I find it hard to answer the question, “What’s your favorite book?” There are books I loved as a child, books I loved before I got my MFA, and books I love now. And the things I appreciate in a book now are not necessarily the same things I appreciated in a novel when I was, say, twenty-one and reading strictly for pleasure. In other words, this question is about as easy to answer as “What do you write about?”

For many years my favorite book was The Dive From Clausen’s Pier by Ann Packer. This is the book I wrote an essay about when I applied to Spalding’s MFA program, so it’s possible I wouldn’t have discovered my current favorite authors, many of whom I learned about during my time at Spalding, were it not for this book.


The Dive From Clausen’s Pier is the story of Carrie and Mike, high school sweethearts who are now in their early twenties. When the novel begins, Carrie is feeling trapped by her relationship with Mike, by her Wisconsin hometown, by the fact that she and Mike are still hanging out with the same friends they’ve had since middle school. When Mike is paralyzed in a freak accident, Carrie is placed in an unimaginable position: should she do the “right” thing and stay with Mike? Or leave everything she’s known behind and start anew? She makes the decision to move to New York City, where she begins a tumultuous relationship with an older man. I’ve read this book multiple times, and on each read I appreciate the subtlety of the prose and the storytelling. Packer writes beautifully about sex and love, and she raises the kinds of questions that linger long after the last page is read, questions such as, What do we owe the people we love and who love us back? That Packer never tries to “answer” these questions, that space is left for the reader to make his own interpretations, is one reason I’ve read and reread this book over the years.
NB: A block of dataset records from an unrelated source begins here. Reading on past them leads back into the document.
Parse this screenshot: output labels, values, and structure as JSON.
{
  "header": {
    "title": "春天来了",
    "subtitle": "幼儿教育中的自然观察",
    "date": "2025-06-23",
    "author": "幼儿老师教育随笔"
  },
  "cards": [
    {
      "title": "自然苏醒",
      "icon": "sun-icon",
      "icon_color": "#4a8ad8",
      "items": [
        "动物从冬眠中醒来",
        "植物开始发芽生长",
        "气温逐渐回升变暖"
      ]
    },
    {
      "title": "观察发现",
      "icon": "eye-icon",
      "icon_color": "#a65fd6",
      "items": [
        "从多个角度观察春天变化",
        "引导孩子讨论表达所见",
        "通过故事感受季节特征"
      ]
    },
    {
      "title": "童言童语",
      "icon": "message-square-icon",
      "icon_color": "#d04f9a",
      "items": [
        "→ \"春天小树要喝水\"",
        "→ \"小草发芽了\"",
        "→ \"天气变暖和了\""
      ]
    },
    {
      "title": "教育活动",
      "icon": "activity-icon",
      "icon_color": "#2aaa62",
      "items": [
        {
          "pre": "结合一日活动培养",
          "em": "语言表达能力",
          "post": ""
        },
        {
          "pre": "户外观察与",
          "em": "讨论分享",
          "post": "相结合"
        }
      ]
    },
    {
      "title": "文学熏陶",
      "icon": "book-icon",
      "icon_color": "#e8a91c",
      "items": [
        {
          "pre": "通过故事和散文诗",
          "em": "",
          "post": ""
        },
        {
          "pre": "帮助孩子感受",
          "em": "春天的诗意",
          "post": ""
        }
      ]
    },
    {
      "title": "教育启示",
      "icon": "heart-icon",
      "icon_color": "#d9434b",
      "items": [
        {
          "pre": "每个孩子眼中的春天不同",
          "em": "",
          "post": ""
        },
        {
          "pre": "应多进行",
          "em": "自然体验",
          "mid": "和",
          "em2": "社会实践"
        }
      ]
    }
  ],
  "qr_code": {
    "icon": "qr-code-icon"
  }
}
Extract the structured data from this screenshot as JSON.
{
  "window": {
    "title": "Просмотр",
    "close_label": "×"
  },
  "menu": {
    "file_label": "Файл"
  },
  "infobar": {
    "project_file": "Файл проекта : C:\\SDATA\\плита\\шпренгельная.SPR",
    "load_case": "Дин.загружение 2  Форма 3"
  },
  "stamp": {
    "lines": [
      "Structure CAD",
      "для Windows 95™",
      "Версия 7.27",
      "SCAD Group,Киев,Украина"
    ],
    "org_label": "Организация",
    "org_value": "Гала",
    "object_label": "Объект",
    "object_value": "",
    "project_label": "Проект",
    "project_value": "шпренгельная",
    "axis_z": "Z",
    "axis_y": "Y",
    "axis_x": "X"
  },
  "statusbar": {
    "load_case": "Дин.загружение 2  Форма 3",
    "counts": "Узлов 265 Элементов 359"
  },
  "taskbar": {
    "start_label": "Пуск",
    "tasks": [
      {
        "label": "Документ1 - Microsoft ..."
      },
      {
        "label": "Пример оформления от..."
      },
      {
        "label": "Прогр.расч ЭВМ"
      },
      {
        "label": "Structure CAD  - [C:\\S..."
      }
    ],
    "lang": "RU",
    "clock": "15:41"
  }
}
Recently I’ve discovered an appreciation for short stories. I used to find short stories very unsatisfying. Usually after reading one I’d think, But there’s enough here for a novel! Why did the author stop after only twenty pages? But as David mentioned in his blog post “Delicate Edible Birds,” I have learned a new appreciation for short stories recently, and I genuinely like reading them now.

Who do I have to thank for my newfound love of short stories? Alice Munro, of course. (I hope someone has created a drinking game where every time Alice Munro is mentioned in one of my blog posts, you have to take a shot.)


I love the sly humor in this scene from Munro’s short story “Fiction” from her collection Too Much Happiness where a woman learns one of her former students wrote a book:

How Are We to Live is a collection of short stories, not a novel. This in itself is a disappointment. It seems to diminish the book’s authority, making the author seem like somebody who is just hanging on to the gates of Literature, rather than safely settled inside.

This is exactly how I used to feel about short stories. But as a writer, there is so much you can learn from short stories. Which is easier, you think: analyzing the structure and compression of language in a thirty page story or a three hundred page novel? Also, it’s much easier to be experimental in a short story, to play around with point of view, dialogue, or time. For me personally, writing a short story allows me to be a bit more callous with my characters because I’m less invested in them. I don’t mind hurting them or disappointing them because I don’t have to spend as much time with them as I do characters in a novel.